Recruitment & Eligibility

Status: COMPLETED

Sex: All

Target Recruitment: 58

Inclusion Criteria

Not provided

Exclusion Criteria

Not provided

Study & Design

Study Type: INTERVENTIONAL

Study Design: PARALLEL

Arm && Interventions

Group	Intervention	Description
Placebo	Placebo	Subjects received oral placebo during the 1-week placebo lead-in and then daily for 21 days
Aprepitant	Aprepitant	Following a 1-week placebo lead-in period subjects were given 125 mg of Aprepitant orally daily for 21 days

Primary Outcome Measures

Name	Time	Method
Alcohol Craving in Response to the Stress Script	90 minutes after the beginning of stress script presentation, which occurred on Day 25, 26, or 27 of the treatment period	Alcohol craving was measured using the Alcohol Urges Questionnaire (AUQ).
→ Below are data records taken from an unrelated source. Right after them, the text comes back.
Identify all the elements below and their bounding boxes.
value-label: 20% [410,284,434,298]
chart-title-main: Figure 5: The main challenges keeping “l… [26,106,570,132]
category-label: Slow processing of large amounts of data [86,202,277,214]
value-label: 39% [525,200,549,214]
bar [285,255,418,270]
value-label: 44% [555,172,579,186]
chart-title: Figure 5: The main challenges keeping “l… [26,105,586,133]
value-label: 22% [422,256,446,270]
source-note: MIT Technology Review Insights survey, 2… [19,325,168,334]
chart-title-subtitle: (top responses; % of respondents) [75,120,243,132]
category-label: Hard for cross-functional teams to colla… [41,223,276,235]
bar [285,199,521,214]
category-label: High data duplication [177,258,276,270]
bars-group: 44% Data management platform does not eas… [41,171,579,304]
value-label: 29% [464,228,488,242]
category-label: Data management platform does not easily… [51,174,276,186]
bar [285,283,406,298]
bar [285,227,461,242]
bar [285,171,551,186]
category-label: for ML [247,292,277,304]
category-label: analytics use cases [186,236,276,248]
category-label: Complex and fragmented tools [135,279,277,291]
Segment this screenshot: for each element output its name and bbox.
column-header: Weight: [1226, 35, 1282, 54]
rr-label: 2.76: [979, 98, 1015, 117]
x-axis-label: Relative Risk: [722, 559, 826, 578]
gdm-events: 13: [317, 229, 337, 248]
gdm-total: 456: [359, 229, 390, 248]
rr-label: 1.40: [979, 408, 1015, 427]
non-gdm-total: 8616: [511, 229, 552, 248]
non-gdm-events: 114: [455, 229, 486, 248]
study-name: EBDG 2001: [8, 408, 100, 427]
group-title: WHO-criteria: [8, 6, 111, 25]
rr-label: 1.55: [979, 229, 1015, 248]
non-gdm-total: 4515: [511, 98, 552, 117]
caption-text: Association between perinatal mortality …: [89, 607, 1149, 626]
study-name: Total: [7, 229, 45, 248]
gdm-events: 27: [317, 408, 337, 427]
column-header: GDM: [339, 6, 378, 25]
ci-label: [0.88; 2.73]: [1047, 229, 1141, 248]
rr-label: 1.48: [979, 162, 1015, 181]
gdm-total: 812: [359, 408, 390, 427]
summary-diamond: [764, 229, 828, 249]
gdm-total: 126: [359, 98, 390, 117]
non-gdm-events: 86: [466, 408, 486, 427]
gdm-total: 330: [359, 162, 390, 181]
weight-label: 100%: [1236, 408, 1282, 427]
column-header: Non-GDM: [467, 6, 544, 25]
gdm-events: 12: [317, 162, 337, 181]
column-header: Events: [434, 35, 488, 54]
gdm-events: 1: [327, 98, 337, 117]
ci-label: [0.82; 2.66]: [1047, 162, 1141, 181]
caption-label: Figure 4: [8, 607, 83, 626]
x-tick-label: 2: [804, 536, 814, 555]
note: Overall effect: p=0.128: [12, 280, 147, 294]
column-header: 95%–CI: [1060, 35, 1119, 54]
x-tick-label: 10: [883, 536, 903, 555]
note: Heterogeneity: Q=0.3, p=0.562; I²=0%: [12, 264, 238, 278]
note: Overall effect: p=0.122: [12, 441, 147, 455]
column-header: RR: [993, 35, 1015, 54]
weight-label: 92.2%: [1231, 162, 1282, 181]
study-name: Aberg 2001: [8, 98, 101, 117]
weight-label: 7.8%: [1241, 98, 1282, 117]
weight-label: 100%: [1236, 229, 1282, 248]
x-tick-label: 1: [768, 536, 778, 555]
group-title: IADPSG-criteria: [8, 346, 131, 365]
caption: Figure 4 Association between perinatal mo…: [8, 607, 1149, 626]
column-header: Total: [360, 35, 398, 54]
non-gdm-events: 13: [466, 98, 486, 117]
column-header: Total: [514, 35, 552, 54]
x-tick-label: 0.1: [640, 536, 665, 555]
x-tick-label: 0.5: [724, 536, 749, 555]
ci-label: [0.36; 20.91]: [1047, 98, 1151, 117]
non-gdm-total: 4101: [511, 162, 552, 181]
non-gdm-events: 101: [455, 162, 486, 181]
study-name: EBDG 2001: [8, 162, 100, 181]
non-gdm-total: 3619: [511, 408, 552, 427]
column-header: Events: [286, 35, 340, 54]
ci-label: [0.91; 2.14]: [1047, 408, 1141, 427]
The AUQ is an 8-item self-administered instrument that assesses craving for alcohol among alcohol users in the current context (i.e., right now). The score ranges from 8 (lowest craving value) to 56 (highest craving value).
Alcohol Craving in Response to the Alcohol Cue Script	90 minutes after the beginning of alcohol script presentation, which occurred on Day 25, 26, or 27 of the treatment period	Alcohol craving was measured using the Alcohol Urges Questionnaire (AUQ). The AUQ is an 8-item self-administered instrument that assesses craving for alcohol among alcohol users in the current context (i.e., right now). The score ranges from 8 (lowest craving value) to 56 (highest craving value).
PTSD Total Symptom Severity Score	Day 29 of the treatment period, 2 days after the final script presentation	PTSD total symptom severity was measured using the Clinician-Administered PTSD Scale (CAPS). This is a 30-item interview-based questionnaire that measures symptom severity during the past week. The total symptom severity score ranges from 0 (lowest symptom severity) to 136 (highest symptom severity).